Display is big business, it accounted for £3.03bn of UK digital ad spend in 2016, but core channels like display, which were previously a stalwart of brands’ media investment, are now increasingly under the microscope.
While it’s undoubtedly great for mass brand exposure, display, for example, must offer lower and lower cost per thousand impressions rates to yield the ROI that Marketers are under pressure to achieve. Additionally, programmatic buying of display ads, whilst delivering on volume of impressions, has recently come under fire from advertisers concerned about the damage that the wrong ad environment can do to their brand (particularly in the current political climate, with agencies scrambling to reassure advertisers that their brands will not appear on controversial blacklisted sites including Breitbart). Then there’s the straight up issue of performance. The average Click Through Rate for a display campaign is 0.06%, with email acquisition yielding on average 2-4% for comparison – over 30 times more website clicks for a similar spend. That’s a mathematical no-brainer.
I was prompted to write this blog after one of our account management team recently met with the Marketing Director of a large retail brand, who revealed that they’d turned their display channels off entirely, stating that their marketing budget investment criteria comes down to an ROI metric, and “if it wasn’t delivering results, it wasn’t the right channel”. This is just one example, but it illustrates nothing short of a seismic shift in many brands’ thinking over the past few years, when it comes to their media budget. No channel has an automatic seat at the table any more, they all must work harder to justify investment. This is also reflected in more brands adopting a “Zero Based Budgeting” (ZBB) strategy to rationalise their marketing spend, as reported by Marketing Week. ZBB is defined as where marketing spend is not based on previous performance, instead marketers must start from “zero” each year and drive up ROI by looking afresh at what channels and activities will deliver best, based on value metrics.
Of course, different brands work to different measurements of marketing success, and for many, straight ROI has to be balanced with the need for volume of impressions and the sheer scale of awareness that display can deliver, or for example, the high level of engagement and conversion that direct mail can deliver.

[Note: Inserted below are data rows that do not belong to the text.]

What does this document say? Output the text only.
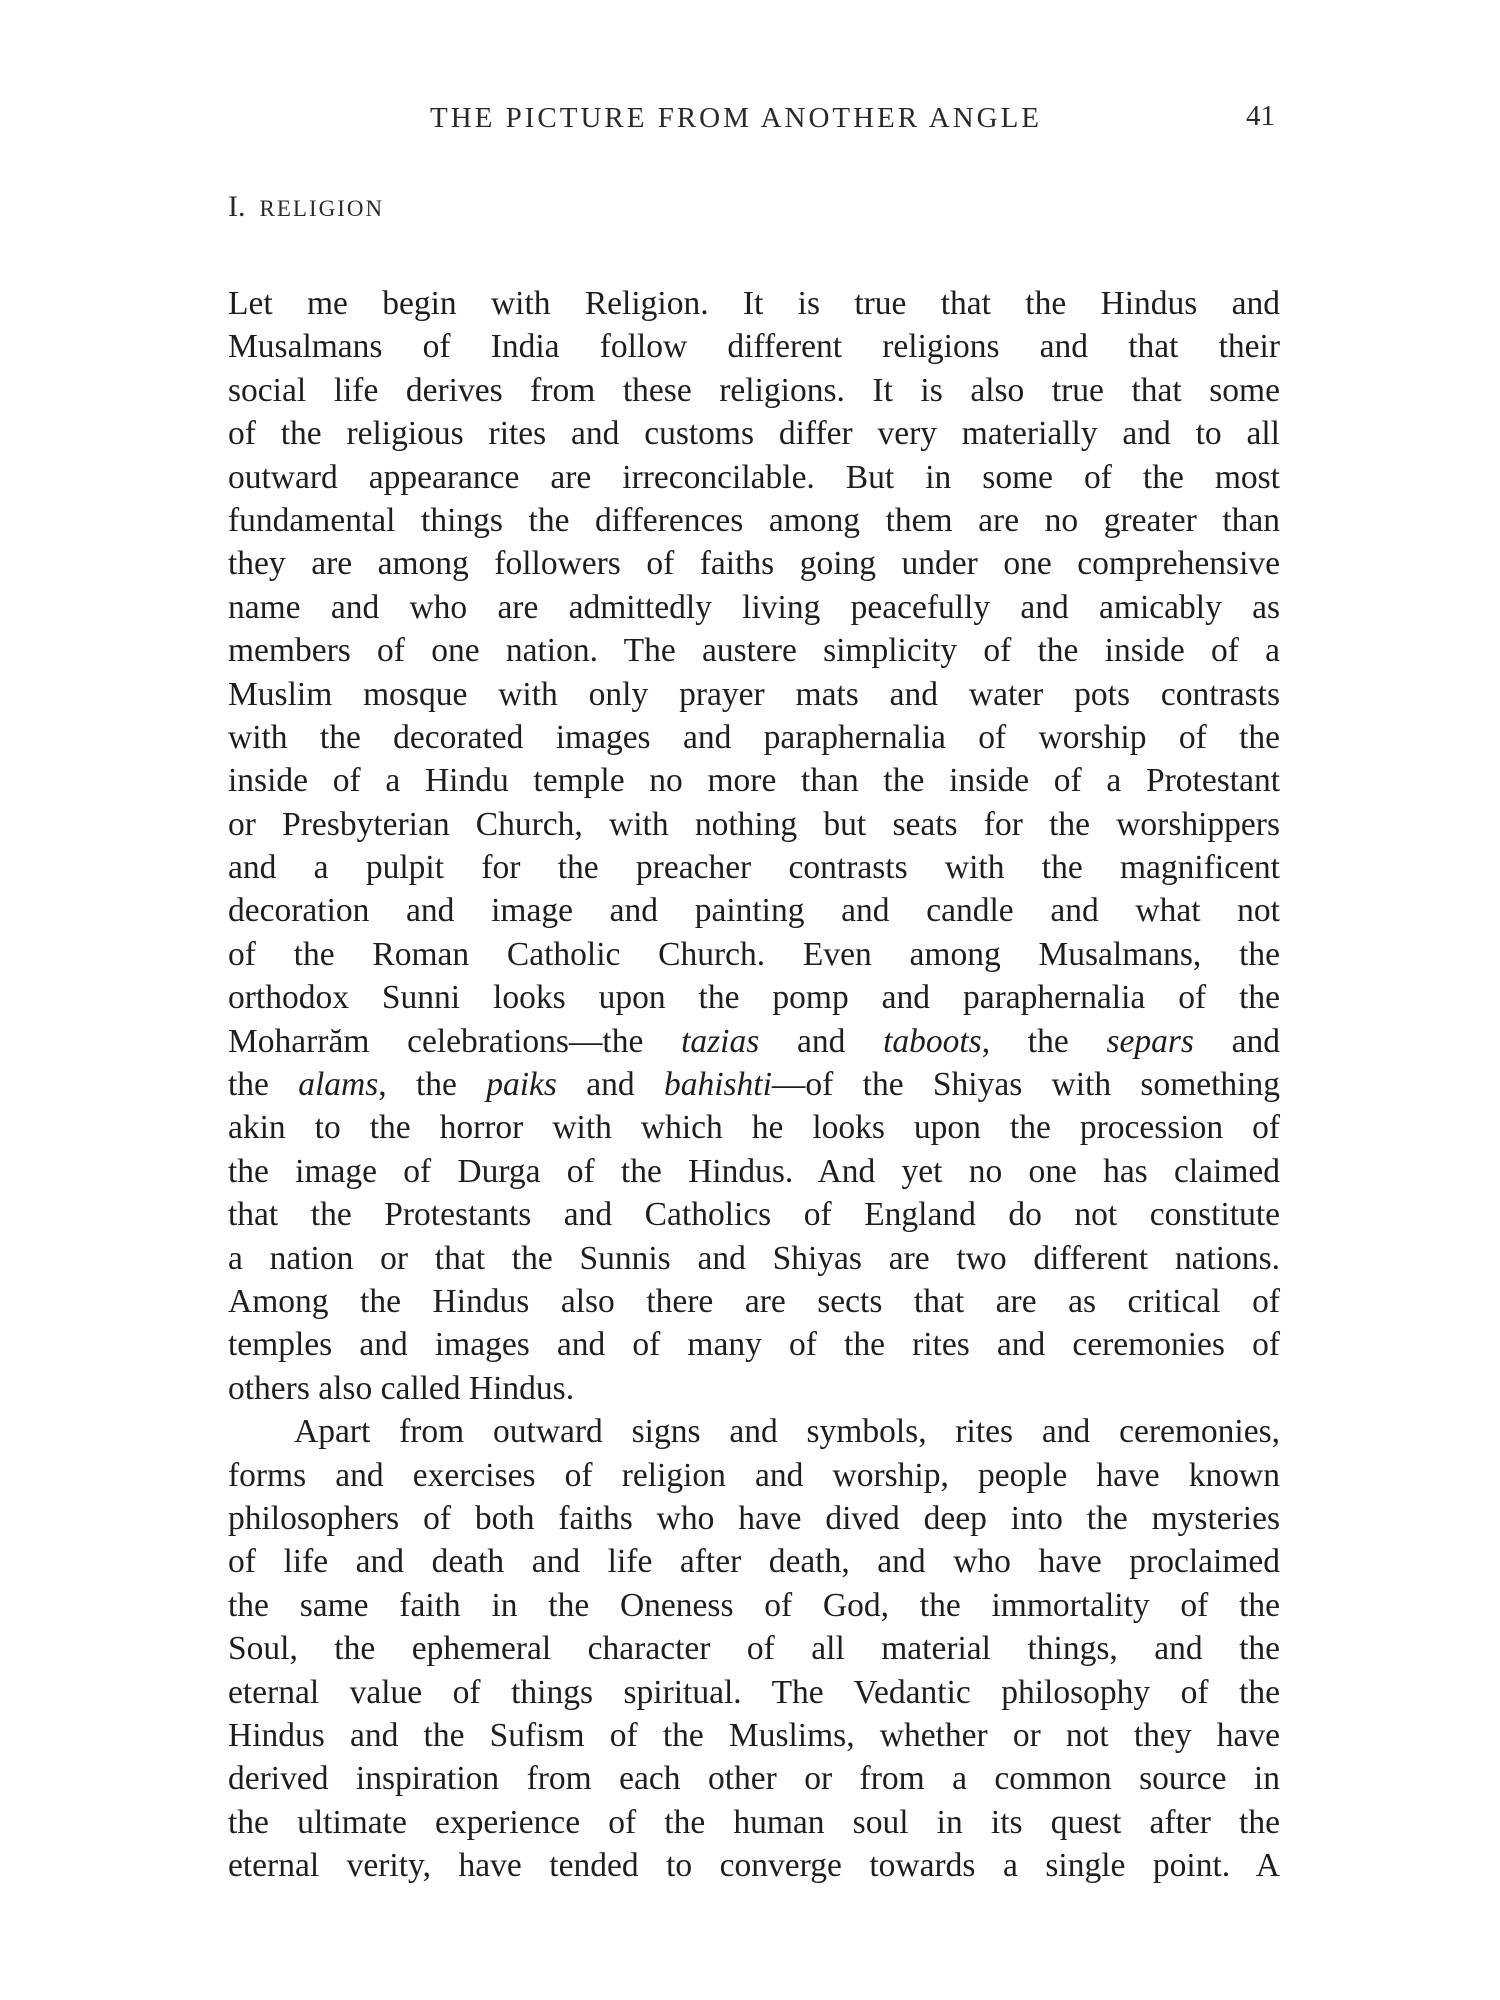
THE PICTURE FROM ANOTHER ANGLE	41
I. RELIGION
Let me begin with Religion. It is true that the Hindus and
Musalmans of India follow different religions and that their
social life derives from these religions. It is also true that some
of the religious rites and customs differ very materially and to all
outward appearance are irreconcilable. But in some of the most
fundamental things the differences among them are no greater than
they are among followers of faiths going under one comprehensive
name and who are admittedly living peacefully and amicably as
members of one nation. The austere simplicity of the inside of a
Muslim mosque with only prayer mats and water pots contrasts
with the decorated images and paraphernalia of worship of the
inside of a Hindu temple no more than the inside of a Protestant
or Presbyterian Church, with nothing but seats for the worshippers
and a pulpit for the preacher contrasts with the magnificent
decoration and image and painting and candle and what not
of the Roman Catholic Church. Even among Musalmans, the
orthodox Sunni looks upon the pomp and paraphernalia of the
Moharrăm celebrations—the tazias and taboots, the separs and
the alams, the paiks and bahishti—of the Shiyas with something
akin to the horror with which he looks upon the procession of
the image of Durga of the Hindus. And yet no one has claimed
that the Protestants and Catholics of England do not constitute
a nation or that the Sunnis and Shiyas are two different nations.
Among the Hindus also there are sects that are as critical of
temples and images and of many of the rites and ceremonies of
others also called Hindus.
Apart from outward signs and symbols, rites and ceremonies,
forms and exercises of religion and worship, people have known
philosophers of both faiths who have dived deep into the mysteries
of life and death and life after death, and who have proclaimed
the same faith in the Oneness of God, the immortality of the
Soul, the ephemeral character of all material things, and the
eternal value of things spiritual. The Vedantic philosophy of the
Hindus and the Sufism of the Muslims, whether or not they have
derived inspiration from each other or from a common source in
the ultimate experience of the human soul in its quest after the
eternal verity, have tended to converge towards a single point. A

By far the most effective marketing strategies deploy multiple channels with a sophisticated understanding of where their individual strengths lie, and how they can complement each other. For example, retargeting consumers who have seen a display ad, with an email, can increase conversions by 22%.
However, for brands looking to measure performance across multiple metrics including; lead tracking, accountability, relevancy, brand safeguarding, level of consumer engagement, volume of reach, brand awareness and click through rate, email is re-emerging as a rock star channel which hands down outperforms other channels on most counts. Not least the fact that consumers actively prefer brands to communicate by email – with 74% consumers stating that email is their top preferred channel to receive brand messages and offers (Merkle), a clear fifty percentage points ahead of any other channel.
Furthermore, there’s a buzz now around email which isn’t just down to nostalgia. A recent article in The Drum on “Bringing back the renaissance marketing trends in 2017” noted that advertisers are looking to channels in 2017 which can deliver a return to genuinely putting the consumer’s interests first, like email and direct mail. As well as allowing for greater personalisation and a “safe” environment for brands, these “renaissance” channels are seen as heralding a new era of more human, humbler, and simpler communications, which resonate with consumers once more, and can set brands apart from the constant digital chatter that is the backdrop of all our lives.
The relaunch of the much-loved Nokia 3310 at Mobile World Congress last week created arguably the biggest moment of the event. People loved these handsets because they did what they were supposed to do, and they did it well. The relaunched version promises an improvement on the 17 year old classic, with a battery life of a month. The email channel has also seen a reboot over the past few years, and stringent data regulation combined with responsible email sending practises becoming standard, have eradicated the legacy SPAM issues that email used to be associated with. With the advent of a consumer’s email address being their most stable online identifier, and the ability for email customer acquisition platforms to match email addresses to cookies and mobile IDs in order to deliver a single customer view in real time (disclaimer: our platform can do this), email has been rebooted, and the customer data and performance that it can unlock, is now more important than ever before to advertisers whose strategies are truly focused on their customers.
Ultimately though, marketers must demonstrate how each channel directly contributes to clicks and bottom line sales, in order to continually invest in the channel, and this is where email, where every part of the creative is transparently trackable and accountable, really proves its credentials.